Where the show collapsed into give-a-fuckness tonight was in the behind-the-scenes drama between Will and Mac, which is stoked by the appearance of Brian Brenner (Paul Schneider), a hard-on-his-luck journalist who’s handpicked by Will to write a story about him. Why? Because Brian happens to be the same guy Mac slept with while she was seeing Will. As good as Schneider is in the role—in fact, his presence as a reporter trying to get a story from other reporters is often riveting—Will and Mac’s romantic business remains an ongoing distraction. The personal and professional lives of The Newsroom’s characters have mingled poorly throughout this first season, mainly because these bedroom squabbles make everyone—Maggie and Mac especially—look like nincompoops. And with the stakes so high at News Night, the last thing the show needs is to drag out the Will-and-Mac saga any further.

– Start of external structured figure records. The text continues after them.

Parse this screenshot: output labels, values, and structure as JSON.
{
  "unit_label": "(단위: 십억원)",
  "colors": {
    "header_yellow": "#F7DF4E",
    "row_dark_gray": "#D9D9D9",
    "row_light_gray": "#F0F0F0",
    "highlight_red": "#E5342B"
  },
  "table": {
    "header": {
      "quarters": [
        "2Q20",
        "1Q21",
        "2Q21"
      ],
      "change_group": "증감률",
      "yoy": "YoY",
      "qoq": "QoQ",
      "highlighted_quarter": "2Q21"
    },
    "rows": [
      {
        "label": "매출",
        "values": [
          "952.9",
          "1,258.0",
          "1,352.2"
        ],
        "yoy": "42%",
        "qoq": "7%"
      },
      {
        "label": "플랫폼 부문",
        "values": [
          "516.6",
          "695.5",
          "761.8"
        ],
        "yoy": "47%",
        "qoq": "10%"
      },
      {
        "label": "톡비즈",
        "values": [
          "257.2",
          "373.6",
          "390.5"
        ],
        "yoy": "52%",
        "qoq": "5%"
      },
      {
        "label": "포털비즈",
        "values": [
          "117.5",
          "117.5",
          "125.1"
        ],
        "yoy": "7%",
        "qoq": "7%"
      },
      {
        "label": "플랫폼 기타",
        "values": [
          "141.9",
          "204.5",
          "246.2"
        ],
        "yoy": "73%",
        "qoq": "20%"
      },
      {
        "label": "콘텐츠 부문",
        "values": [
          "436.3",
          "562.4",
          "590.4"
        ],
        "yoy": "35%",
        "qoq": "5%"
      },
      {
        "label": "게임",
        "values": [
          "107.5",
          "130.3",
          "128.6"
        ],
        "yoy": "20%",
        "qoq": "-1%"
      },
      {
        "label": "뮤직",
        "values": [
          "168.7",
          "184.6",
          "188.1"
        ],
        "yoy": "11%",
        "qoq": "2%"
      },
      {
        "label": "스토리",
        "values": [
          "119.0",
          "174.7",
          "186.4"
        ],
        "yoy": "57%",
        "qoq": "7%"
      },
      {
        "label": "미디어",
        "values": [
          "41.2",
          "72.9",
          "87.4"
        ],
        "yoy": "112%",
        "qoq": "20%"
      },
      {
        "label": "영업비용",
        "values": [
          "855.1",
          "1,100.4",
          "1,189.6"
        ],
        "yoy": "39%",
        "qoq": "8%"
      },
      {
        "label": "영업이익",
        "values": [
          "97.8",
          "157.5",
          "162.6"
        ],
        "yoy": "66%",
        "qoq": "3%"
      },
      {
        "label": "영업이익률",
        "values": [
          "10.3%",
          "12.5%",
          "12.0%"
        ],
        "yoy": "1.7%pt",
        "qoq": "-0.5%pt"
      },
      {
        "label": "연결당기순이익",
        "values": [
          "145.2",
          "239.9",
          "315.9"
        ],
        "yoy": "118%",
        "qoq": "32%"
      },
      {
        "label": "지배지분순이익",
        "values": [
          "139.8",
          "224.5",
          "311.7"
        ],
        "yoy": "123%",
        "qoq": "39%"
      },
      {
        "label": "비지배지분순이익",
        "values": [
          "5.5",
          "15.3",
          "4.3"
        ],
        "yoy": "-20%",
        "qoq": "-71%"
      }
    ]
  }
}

Though the full articulation of the conspiracy plot puts “The Blackout Part 1” on the positive side of the ledger, the episode was a mixed bag. On the plus side, Don’s unpacking of the winning Nancy Grace format—the multiple fields of information, the use of “instant replay” and close-ups of Casey Anthony’s tattoo to indicate guilt, the need for the viewer to share in Grace’s certainty of guilt—was sharply written, even though it belittles women more than it should. On the negative, the gang’s ideas about blowing the lid off the debate format are poorly thought-out and full of rhetorical lines of questioning that would be seen as egregiously biased in real life. Asking anything like Maggie’s first question to Michele Bachmann (“What does God’s voice sound like?”) would be the antithesis of moderation.

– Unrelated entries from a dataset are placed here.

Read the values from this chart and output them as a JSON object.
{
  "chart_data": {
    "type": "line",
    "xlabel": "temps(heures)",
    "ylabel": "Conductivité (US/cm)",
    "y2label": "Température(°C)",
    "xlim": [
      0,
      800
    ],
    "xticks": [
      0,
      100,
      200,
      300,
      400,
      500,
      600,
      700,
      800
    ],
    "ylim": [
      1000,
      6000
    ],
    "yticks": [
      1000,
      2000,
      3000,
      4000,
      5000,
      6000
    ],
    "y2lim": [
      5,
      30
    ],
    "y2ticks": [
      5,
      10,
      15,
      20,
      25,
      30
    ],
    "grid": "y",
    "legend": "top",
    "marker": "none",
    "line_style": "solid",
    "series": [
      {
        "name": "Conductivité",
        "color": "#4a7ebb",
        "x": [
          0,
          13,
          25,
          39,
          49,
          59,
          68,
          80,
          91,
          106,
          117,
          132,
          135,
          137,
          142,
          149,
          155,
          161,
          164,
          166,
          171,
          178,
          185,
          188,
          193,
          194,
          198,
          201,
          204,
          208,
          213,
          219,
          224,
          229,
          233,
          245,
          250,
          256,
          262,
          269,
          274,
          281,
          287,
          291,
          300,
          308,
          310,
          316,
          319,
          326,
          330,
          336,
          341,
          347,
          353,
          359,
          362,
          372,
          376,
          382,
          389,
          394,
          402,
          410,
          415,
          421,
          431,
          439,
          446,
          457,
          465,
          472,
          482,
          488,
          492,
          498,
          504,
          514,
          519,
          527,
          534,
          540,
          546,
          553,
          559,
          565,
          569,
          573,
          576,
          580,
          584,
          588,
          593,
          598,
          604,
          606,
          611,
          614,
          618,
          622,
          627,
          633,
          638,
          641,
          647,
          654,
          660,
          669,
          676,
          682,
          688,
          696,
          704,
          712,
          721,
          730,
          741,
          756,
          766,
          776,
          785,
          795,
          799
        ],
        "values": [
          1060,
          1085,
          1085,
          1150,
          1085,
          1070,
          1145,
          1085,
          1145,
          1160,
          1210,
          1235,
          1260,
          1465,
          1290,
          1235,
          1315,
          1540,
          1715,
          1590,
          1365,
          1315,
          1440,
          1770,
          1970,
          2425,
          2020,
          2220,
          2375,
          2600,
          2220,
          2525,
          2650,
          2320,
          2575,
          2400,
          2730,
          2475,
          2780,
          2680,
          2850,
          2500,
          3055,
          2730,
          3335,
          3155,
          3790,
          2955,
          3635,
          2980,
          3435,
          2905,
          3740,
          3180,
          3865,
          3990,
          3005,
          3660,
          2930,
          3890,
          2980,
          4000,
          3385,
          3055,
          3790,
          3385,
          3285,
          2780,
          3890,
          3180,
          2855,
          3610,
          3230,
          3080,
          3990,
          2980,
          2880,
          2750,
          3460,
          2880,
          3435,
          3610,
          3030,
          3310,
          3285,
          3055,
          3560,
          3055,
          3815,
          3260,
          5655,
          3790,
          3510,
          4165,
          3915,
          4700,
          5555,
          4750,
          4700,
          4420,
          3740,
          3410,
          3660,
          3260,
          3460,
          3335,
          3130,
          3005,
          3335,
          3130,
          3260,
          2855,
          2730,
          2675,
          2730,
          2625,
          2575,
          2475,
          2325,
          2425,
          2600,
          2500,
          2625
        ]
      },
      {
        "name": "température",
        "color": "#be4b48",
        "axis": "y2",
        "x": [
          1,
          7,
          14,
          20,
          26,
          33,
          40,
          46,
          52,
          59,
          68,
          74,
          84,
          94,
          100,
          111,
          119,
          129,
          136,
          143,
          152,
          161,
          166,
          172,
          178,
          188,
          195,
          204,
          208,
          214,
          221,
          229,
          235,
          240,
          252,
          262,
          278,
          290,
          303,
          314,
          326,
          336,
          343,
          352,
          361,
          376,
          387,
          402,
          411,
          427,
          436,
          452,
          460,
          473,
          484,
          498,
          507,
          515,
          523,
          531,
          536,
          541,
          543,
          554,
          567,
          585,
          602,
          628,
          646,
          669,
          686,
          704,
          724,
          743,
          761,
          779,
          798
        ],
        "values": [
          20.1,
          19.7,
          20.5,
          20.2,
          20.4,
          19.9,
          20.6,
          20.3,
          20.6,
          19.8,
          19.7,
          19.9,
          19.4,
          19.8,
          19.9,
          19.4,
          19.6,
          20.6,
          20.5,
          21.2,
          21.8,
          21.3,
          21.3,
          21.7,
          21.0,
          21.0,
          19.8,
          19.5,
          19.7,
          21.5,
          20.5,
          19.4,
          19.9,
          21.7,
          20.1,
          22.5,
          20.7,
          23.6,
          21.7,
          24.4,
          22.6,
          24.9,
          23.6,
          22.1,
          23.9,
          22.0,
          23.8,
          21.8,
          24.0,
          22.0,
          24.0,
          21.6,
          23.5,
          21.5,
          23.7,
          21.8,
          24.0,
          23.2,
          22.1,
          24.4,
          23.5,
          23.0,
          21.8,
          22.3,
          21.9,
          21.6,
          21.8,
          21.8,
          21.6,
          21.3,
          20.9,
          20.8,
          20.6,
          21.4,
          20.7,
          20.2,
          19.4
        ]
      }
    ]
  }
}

“The Blackout” ends with the silly deus ex machina of the title, as the station shuts down mere moments before Will grants an interview with one of the recipients of Weiner’s infamous tweets. And all this after Mac implores God to “give me a sign” about whether she should go forward with a compromised broadcast. To quote the famous speech from Sorkin’s script for Malice: “You ask me if I have a God complex? Let me tell you something: I am God.” So, too, Mr. Sorkin.

Stray observations:

  • Special thanks to Myles McNutt for taking over review duty last week while I was tending to a flooded basement. This week I’m back after failing to flood the basement a second time.
  • “Today, you have a blog.” Between this and a reference in Contagion, blogs are getting all the regard of toe jam in TV and movies these days.
  • Harsh words for the late BigGovernment.com founder Andrew Breitbart. Too soon? (No.)
  • Having Schneider and Munn on the show together gives the tens of people who saw The Babymakers—like me!—the reunion they never asked for.
  • Very funny exchange between Charlie and his NSA source about the former mistaking someone else at the library for him: “I thought because of the carnation.” “Did I say anything about a carnation?”
  • Dev Patel’s Neal Sampat is rapidly becoming my least favorite character. His plan to reveal the trolling habits of trolls by inserting himself into an Internet message board and taking trash for a story. BREAKING: People say mean things on the Internet anonymously.